What made this a miracle was not that her chances of walking, according to doctors, were slim even with the best care available – although this was so – but that this had occurred in a place with so little in a physical or material sense. Also because although Thato was the first to be taught to walk at Nkanyezi there have been several others who have done the same since. It shows that what really counts at the end of the day is perseverance, patience, determination and (albeit very hippy of me) love. With these things the most insurmountable odds can be overcome. This centre is proof of that…
The Nkanyezi Stimulation Centre was founded by Prisca Tshabalala, who having recently given birth to Nkanyezi, a child with multiple disabilities, searched for some form of support and assistance in her Orlando West community of Soweto but found none. Not the sort of woman to sit around and do nothing she started a support group for parents of children with multiple disabilities that within weeks had over 40 members. This group grew and grew all the while with Prisca reading and learning as much as she could about not only coping but flourishing with, because of and despite any disabilities. Eventually it became clear that a special school was needed for such children and since there wasn’t one Prisca founded one. After years of fund raising, campaigning and dogged determination Dimpho Stimulation Centre for children with multiple disabilities was only weeks away from opening when tragedy struck. Prisca’s shining star, as she called Nkanyezi, passed away in 2000 at age eleven having never seen the school his mother had worked so hard to create for him and others like him. Despite her heartbreak, despite the fact that she no longer needed the services of such a school she persevered and now she did so because of a promise to Nkanyezi to make as much of a difference as possible to the lives of ‘his people.’ Twelve years later Prisca still runs the school, in fact gives her monthly pension to the school to ensure it survives, and is the foundation of strength, love and determination which seems to feed the rest of the school. From the carers, who come to work with smiles on their faces and endless patience for their pupils despite the fact that they often go unpaid for months at a time because of funding shortages, to the gardener Bra Nxobo who has been providing lunch to the centre through his vegetable garden and maintaining the centre grounds for 10 years also more often than not without pay and even with broken ribs!
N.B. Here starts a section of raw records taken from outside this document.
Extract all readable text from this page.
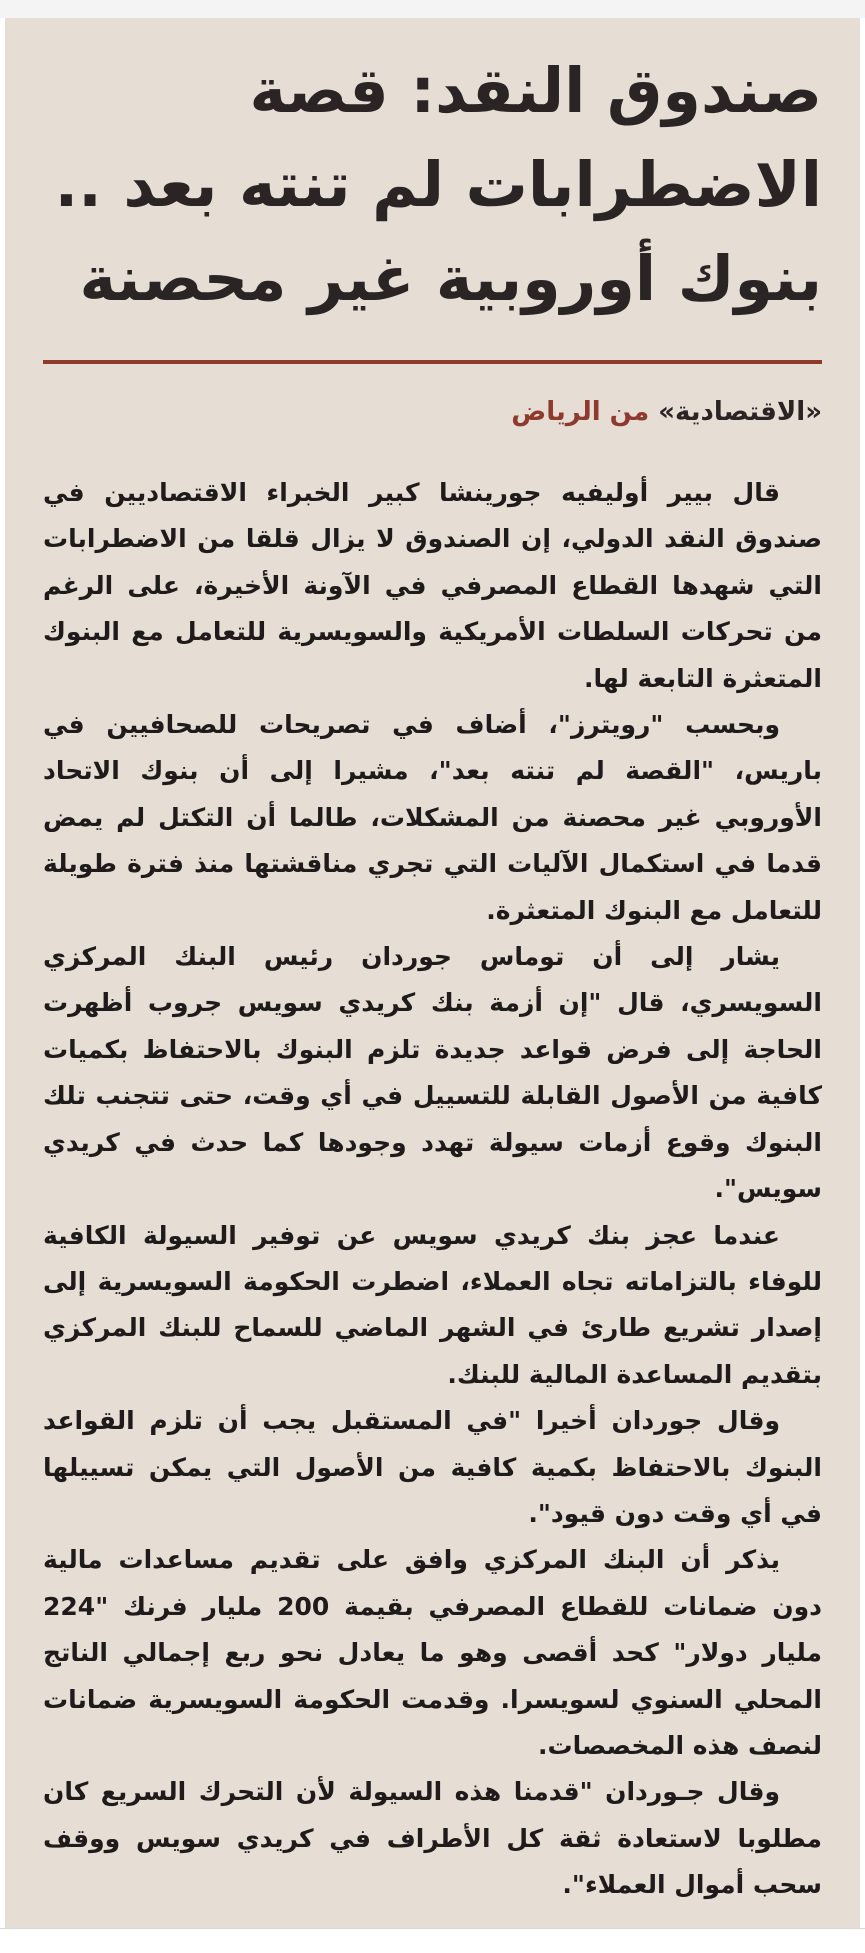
صندوق النقد: قصة الاضطرابات لم تنته بعد .. بنوك أوروبية غير محصنة
«الاقتصادية» من الرياض

قال بيير أوليفيه جورينشا كبير الخبراء الاقتصاديين في صندوق النقد الدولي، إن الصندوق لا يزال قلقا من الاضطرابات التي شهدها القطاع المصرفي في الآونة الأخيرة، على الرغم من تحركات السلطات الأمريكية والسويسرية للتعامل مع البنوك المتعثرة التابعة لها.

وبحسب "رويترز"، أضاف في تصريحات للصحافيين في باريس، "القصة لم تنته بعد"، مشيرا إلى أن بنوك الاتحاد الأوروبي غير محصنة من المشكلات، طالما أن التكتل لم يمض قدما في استكمال الآليات التي تجري مناقشتها منذ فترة طويلة للتعامل مع البنوك المتعثرة.

يشار إلى أن توماس جوردان رئيس البنك المركزي السويسري، قال "إن أزمة بنك كريدي سويس جروب أظهرت الحاجة إلى فرض قواعد جديدة تلزم البنوك بالاحتفاظ بكميات كافية من الأصول القابلة للتسييل في أي وقت، حتى تتجنب تلك البنوك وقوع أزمات سيولة تهدد وجودها كما حدث في كريدي سويس".

عندما عجز بنك كريدي سويس عن توفير السيولة الكافية للوفاء بالتزاماته تجاه العملاء، اضطرت الحكومة السويسرية إلى إصدار تشريع طارئ في الشهر الماضي للسماح للبنك المركزي بتقديم المساعدة المالية للبنك.

وقال جوردان أخيرا "في المستقبل يجب أن تلزم القواعد البنوك بالاحتفاظ بكمية كافية من الأصول التي يمكن تسييلها في أي وقت دون قيود".

يذكر أن البنك المركزي وافق على تقديم مساعدات مالية دون ضمانات للقطاع المصرفي بقيمة 200 مليار فرنك "224 مليار دولار" كحد أقصى وهو ما يعادل نحو ربع إجمالي الناتج المحلي السنوي لسويسرا. وقدمت الحكومة السويسرية ضمانات لنصف هذه المخصصات.

وقال جـوردان "قدمنا هذه السيولة لأن التحرك السريع كان مطلوبا لاستعادة ثقة كل الأطراف في كريدي سويس ووقف سحب أموال العملاء".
This centre is just one of the many reasons I believe in Africa. The economic growth rates, education statistics etc. are all very impressive and important but it is the people, the people like Prisca, Salomina and Bra Nxobo that make me believe. The knowledge they have acquired on their own, the innovations they have come up with to overcome resource shortages, the dedication despite scant reward are motivators and inspirational to all who come across them. They make me believe because with such goodness, determination and self-sacrifice, of which Nkanyezi is just one example of many from our continent, it seems impossible for us not to succeed.